Help with this little baby

I see a problem in his tail like a deformity, how do you see this leopard gecko? only has 3 months. Do you think this could be a problem in the future?


It could be a possible problem in the future, But if you are selling it MUST be a pet only.
@mblaney can help


@erie-herps and @mblaney may be of use. :blush:


Looks like a kink.
Wonder if something spinal like twisted spine?
(I’ve only seen in Cresties though so we shall see what the experts in Leo’s say!)


I agree that it looks like a spinal kink where the spine meets the tail, if you really want to know a radiograph could show it (I think, @mblaney would know better). As @godzillao4 said, he shouldn’t be bred and should be sold as a pet only so the problem isn’t passed onto offspring and he isn’t harmed.
He could have problems in the future with impaction or passing poop/urates, he could also have a problem with hemipenes, only time will tell. It shouldn’t be a huge problem since it’s a relatively small kink.


Cute little fellow!! What everyone has said is right- don’t breed this gecko and sell it as ‘Pet Only’ (withhold its genetics so that no one will disingenuously purchase it to breed it).

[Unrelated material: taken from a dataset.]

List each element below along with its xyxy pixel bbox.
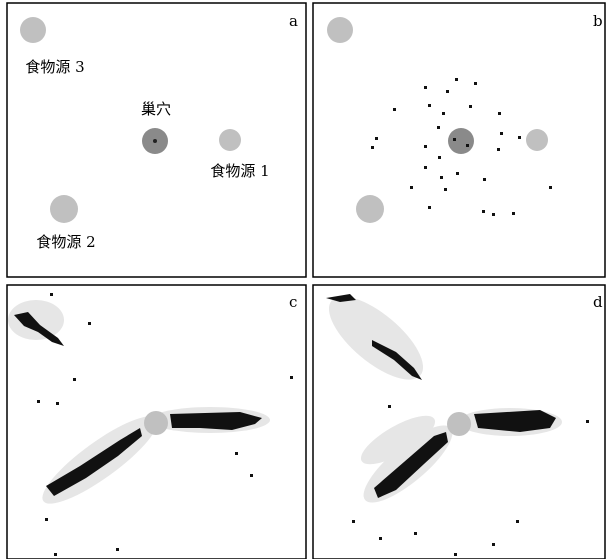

Many people claim kinks are solely the result of incubator temperature fluctuations. While I think temp changes can sometimes cause issues, I don’t think it’s the case anywhere near as often as is claimed. Thus, I would (personally) not breed this gecko ever, and never breed it’s dam and sire together again. I would also take note of the bloodlines that resulted in this and consider avoiding similar pairings in the future. Most others would disagree, but since there are so many 100% healthy leos out there, there’s no excuse for taking chances, in my opinion.

From a health standpoint- if this gecko is female, it may encounter problems laying eggs (female leos that have not been bred can still lay dud eggs occasionally). Any owner you give this to should know that they are taking in an animal that may require surgery for egg binding at a later date, if it is female. It is also likely to develop a bit more arthritis with age.

A herp vet could possibly take radiographs and speculate as to the medical significance of the abnormalities. In mammals, radiographs of the abdomen can lose a lot of detail in babies, and I don’t know if there’s a similar phenomenon with the coelom of baby reptiles. Since baby geckos are so small anyway, it might be wisest to wait until it’s a bit older before doing imaging, unless your herp vet can use dental radiography equipment to get more detailed/small images or some other equivalent.

There’s no reason to euthanize this gecko, it can almost certainly have a good life. I have 2 tips (and they are kinda hot takes):

  1. Once old enough, I recommend having an experienced herp vet do a proactive ovariectomy- leaving the uterus behind, intact, but removing both ovaries. My reasoning is that I believe this gecko may be more prone to developing egg dystocia because of its deformity, and it is a LOT safer, faster, and more successful to do the surgery as a preventative measure, than to do it when a gecko is very ill from egg binding. The uterus should be left behind in case the vet misses any follicles and they develop into eggs.

  2. I suggest discussing with your herp vet what joint supplements would be appropriate to start giving this gecko once it’s older. Dosage is not the same as a dog or cat, and some can be overdosed, so make sure your vet is specific. Products I have used in different contexts (and very very small amounts) include Glycoflex and omega 3 fish oil.